I see there's a 30% redundancy per document, but I'm not sure every frame in a h265 file is guaranteed to have more than 70% of a qr code being readable. And if it's not readable, then that could mean losing an entire chunk of data.

I'd definitely calculate the probability of losing data if storing text with a lossy compression.

captainregex•8mo ago
Why not just do it locally? Or were the RAM consumption and the cloud cost comments distinct?
rafram•8mo ago
> The results were surprising. 10,000 PDFs compressed down to a 1.4GB video file.

And how big was the total text in those PDFs?

duskwuff•8mo ago
> Video compression handles redundancy between similar documents effectively.

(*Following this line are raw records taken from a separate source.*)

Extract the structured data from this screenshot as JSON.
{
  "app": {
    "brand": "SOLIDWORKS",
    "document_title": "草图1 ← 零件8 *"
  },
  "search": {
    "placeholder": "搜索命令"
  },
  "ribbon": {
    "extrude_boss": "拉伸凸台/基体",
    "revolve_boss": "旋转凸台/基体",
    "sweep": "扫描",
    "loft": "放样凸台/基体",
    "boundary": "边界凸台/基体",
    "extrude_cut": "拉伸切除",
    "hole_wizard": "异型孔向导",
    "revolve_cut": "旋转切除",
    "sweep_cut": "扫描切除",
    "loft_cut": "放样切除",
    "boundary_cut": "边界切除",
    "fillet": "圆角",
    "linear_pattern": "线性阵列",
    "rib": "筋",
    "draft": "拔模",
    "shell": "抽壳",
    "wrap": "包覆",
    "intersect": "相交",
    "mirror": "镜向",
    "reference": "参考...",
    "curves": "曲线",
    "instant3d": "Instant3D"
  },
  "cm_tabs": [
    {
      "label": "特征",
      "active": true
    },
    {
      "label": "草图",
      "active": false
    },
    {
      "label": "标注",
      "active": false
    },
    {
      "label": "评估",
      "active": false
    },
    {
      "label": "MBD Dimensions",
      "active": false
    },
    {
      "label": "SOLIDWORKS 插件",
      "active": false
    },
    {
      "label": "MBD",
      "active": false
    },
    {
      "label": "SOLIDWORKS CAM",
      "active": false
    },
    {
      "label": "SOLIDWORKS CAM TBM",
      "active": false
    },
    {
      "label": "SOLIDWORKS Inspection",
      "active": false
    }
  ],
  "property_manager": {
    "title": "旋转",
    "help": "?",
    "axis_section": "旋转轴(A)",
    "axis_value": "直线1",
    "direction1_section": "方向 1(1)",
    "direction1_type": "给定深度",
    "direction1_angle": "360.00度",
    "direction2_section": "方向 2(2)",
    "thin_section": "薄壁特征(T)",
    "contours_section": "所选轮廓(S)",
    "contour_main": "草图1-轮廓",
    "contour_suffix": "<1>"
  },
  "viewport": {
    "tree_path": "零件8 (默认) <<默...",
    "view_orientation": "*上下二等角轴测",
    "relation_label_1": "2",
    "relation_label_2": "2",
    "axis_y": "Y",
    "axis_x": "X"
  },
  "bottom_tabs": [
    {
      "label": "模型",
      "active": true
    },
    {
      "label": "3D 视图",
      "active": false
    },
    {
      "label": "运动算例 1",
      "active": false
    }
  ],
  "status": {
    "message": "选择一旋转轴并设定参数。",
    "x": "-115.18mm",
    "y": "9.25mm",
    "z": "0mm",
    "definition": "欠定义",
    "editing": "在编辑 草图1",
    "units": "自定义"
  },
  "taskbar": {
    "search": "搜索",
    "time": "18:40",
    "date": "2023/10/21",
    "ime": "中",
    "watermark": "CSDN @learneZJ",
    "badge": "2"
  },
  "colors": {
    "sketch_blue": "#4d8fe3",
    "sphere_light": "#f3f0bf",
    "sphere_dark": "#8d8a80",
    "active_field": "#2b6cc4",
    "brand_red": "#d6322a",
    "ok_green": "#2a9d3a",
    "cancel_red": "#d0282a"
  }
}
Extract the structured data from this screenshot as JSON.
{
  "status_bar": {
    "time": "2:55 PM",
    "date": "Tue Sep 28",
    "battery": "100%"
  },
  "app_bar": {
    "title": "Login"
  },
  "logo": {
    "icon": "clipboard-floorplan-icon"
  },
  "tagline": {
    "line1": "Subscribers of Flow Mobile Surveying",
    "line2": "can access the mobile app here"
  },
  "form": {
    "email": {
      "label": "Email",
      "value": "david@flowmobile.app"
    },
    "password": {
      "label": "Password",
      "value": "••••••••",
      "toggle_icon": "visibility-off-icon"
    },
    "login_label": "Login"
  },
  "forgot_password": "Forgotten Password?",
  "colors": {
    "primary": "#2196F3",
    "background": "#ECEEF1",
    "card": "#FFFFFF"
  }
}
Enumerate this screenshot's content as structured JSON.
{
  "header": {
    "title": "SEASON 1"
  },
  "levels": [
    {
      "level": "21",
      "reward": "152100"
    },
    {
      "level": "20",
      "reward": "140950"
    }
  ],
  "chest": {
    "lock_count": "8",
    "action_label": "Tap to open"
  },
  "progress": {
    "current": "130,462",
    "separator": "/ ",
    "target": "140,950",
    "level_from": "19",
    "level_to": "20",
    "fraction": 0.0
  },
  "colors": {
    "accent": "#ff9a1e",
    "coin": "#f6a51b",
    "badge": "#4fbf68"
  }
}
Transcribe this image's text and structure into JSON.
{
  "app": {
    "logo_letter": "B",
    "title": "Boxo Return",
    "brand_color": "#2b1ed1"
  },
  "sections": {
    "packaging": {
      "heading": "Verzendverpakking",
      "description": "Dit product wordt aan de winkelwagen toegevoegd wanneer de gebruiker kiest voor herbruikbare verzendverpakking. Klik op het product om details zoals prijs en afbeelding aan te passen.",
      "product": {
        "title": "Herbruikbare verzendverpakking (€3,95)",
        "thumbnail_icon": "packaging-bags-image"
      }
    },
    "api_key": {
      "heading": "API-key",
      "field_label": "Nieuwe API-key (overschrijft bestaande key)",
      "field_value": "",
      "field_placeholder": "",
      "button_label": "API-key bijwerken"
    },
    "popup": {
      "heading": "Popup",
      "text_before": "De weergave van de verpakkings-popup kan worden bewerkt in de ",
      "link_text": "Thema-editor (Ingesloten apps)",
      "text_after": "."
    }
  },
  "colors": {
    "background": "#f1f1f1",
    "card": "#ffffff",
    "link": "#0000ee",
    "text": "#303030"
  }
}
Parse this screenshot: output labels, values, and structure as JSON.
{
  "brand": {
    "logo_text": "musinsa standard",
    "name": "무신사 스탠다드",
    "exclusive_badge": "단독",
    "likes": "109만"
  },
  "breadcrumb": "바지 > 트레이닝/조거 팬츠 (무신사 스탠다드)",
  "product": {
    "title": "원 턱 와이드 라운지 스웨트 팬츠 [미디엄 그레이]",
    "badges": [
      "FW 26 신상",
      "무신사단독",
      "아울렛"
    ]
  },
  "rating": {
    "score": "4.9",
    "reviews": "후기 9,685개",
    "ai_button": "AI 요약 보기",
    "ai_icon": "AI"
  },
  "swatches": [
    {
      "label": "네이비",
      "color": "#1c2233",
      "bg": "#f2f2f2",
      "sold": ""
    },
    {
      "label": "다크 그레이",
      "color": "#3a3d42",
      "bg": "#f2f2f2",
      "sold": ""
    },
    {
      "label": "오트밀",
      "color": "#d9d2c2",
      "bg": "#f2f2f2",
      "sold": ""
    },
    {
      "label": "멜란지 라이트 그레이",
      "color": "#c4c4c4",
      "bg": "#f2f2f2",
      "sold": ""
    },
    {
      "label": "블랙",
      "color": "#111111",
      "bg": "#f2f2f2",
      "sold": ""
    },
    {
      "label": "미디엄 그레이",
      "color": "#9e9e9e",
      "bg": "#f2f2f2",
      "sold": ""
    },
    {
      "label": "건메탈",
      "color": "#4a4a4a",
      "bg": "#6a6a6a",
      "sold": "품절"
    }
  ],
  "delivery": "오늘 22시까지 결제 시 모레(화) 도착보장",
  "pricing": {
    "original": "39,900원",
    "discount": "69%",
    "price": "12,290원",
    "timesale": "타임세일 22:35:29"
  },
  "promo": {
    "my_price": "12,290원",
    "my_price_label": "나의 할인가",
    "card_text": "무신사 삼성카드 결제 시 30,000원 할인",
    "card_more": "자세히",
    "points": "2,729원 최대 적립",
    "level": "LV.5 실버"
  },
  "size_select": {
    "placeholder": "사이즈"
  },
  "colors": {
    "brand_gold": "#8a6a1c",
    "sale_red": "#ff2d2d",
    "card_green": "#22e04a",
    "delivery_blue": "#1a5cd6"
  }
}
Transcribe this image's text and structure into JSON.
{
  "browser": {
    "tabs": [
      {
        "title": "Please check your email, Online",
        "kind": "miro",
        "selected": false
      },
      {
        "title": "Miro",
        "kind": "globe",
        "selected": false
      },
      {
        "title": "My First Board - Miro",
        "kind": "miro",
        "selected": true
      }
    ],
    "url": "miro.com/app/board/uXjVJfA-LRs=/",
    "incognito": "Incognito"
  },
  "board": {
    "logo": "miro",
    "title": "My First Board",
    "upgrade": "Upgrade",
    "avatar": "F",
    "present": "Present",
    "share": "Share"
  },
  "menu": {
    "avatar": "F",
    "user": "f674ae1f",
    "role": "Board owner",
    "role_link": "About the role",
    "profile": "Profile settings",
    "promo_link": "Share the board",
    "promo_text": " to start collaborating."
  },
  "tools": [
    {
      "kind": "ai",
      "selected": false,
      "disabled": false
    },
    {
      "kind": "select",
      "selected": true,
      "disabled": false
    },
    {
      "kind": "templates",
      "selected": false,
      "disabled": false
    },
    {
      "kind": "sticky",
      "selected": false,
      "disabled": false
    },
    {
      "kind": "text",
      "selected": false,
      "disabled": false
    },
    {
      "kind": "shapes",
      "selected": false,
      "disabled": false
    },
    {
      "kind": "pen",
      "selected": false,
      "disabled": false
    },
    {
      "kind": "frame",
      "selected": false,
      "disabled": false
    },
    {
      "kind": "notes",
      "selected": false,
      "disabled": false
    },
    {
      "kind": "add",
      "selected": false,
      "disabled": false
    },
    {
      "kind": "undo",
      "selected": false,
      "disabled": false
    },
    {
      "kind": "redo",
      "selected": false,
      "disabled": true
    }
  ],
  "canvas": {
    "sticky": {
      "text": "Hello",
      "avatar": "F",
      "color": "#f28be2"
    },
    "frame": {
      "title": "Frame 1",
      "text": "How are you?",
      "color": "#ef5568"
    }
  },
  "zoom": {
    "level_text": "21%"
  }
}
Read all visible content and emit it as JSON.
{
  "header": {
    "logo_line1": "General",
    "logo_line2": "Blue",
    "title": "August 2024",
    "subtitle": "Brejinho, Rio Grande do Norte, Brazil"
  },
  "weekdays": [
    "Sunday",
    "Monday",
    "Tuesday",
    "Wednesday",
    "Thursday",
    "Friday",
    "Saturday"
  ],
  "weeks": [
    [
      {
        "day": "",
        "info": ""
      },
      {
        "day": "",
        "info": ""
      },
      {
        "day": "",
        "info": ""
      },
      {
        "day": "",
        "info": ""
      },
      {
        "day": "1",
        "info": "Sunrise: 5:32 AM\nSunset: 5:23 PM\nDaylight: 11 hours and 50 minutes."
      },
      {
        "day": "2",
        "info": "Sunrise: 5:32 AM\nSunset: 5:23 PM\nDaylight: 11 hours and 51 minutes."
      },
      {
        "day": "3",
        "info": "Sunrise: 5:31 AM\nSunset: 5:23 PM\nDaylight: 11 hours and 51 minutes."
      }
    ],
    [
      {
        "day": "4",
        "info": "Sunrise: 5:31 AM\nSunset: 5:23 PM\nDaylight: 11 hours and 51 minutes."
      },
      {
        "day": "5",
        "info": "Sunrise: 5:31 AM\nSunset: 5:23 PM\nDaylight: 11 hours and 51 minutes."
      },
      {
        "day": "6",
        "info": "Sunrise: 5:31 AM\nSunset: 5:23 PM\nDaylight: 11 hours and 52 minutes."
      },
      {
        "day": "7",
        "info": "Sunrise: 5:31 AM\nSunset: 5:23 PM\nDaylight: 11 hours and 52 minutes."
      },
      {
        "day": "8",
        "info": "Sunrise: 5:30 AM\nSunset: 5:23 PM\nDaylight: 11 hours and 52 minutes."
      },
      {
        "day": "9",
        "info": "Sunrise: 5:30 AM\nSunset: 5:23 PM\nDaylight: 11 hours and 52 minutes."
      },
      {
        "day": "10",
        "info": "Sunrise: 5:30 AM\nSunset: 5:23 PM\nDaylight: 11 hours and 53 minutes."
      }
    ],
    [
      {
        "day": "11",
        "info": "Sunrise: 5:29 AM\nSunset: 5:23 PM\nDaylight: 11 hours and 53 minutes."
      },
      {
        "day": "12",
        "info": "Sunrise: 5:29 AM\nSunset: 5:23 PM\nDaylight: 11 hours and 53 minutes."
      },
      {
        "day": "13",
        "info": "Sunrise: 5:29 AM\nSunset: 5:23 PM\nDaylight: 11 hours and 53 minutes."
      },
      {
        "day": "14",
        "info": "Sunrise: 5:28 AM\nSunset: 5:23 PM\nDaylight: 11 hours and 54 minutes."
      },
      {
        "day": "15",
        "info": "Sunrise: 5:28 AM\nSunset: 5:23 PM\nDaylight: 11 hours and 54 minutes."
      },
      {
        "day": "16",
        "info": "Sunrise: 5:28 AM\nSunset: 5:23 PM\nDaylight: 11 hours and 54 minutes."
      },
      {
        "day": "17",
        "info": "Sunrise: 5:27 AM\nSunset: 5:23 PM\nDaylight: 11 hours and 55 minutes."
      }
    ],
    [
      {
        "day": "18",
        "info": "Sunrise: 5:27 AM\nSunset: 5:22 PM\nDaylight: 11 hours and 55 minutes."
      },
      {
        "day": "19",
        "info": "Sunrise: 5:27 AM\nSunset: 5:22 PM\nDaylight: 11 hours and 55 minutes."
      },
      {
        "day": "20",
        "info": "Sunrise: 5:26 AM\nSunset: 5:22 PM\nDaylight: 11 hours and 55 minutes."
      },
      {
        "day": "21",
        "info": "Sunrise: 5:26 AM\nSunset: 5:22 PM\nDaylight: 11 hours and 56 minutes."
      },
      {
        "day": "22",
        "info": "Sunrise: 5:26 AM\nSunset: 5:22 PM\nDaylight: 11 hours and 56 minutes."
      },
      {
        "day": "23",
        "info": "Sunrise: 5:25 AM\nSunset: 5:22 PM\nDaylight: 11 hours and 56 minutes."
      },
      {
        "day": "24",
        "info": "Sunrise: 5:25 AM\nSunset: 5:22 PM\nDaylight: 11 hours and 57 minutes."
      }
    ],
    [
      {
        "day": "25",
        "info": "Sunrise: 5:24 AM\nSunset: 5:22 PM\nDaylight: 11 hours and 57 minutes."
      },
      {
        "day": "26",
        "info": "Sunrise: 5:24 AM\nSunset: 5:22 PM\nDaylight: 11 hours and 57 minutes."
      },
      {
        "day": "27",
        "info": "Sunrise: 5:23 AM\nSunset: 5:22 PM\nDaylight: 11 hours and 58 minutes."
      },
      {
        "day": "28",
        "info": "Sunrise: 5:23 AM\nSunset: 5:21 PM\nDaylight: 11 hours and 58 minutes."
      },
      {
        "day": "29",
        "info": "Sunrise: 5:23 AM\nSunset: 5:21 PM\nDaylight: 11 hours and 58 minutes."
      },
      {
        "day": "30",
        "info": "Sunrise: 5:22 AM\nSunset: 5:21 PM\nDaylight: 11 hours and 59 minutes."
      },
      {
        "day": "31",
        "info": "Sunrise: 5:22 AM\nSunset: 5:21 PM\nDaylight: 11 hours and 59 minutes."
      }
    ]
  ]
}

Definitely not. None of the "redundancy" between, or within, texts (e.g. repeated phrases) is apparent in a sequence of images of QR codes.

mrkeen•8mo ago
Cut the cloud vendors out of the picture and build and query your index on a spare linux box.

I've only played with TF-IDF/BM25 as opposed to vector searches, but there's no way your queries should be taking so long on such a small corpus. Querying 10k documents feels like 2-10ms territory, not 900ms.

xnx•8mo ago
April Fools?
outofpaper•8mo ago
June... close enough, just like this and vector DBs o/
kgeist•8mo ago
900 ms sounds like a lot for just 10,000 documents? How many chunks are there per document? Maybe Pinecone's 820 ms includes network latency plus they need to serve other users?

In Go, I once implemented a naive brute-force cosine search (linear scan in memory), and for 1 million 350-dimensional vectors, I got results in under 1 second too IIRC.

I ended up just setting up OpenSearch, which gives you hybrid semantic + full-text search out of the box (BM25 + kNN). In my tests, it gave better results than semantic search alone, something like +15% better retrieval.

jeffcatz•8mo ago
I’m not sure why this is getting so much hate. This could be groundbreaking.
Ayushmishra23•8mo ago
can you provide that mp4
mpaepper•8mo ago
Nope... It IS using a vector database / faiss embedings for the semantic search.

Check the indexer: https://github.com/Olow304/memvid/blob/main/memvid/index.py

kgeist•8mo ago
Indeed, they use FAISS for vector search, and the actual innovation is to store PDFs in a MP4 file. I think they should compare this to just compressing PDFs using ZIP, 7z, or RAR to see if it actually makes things better.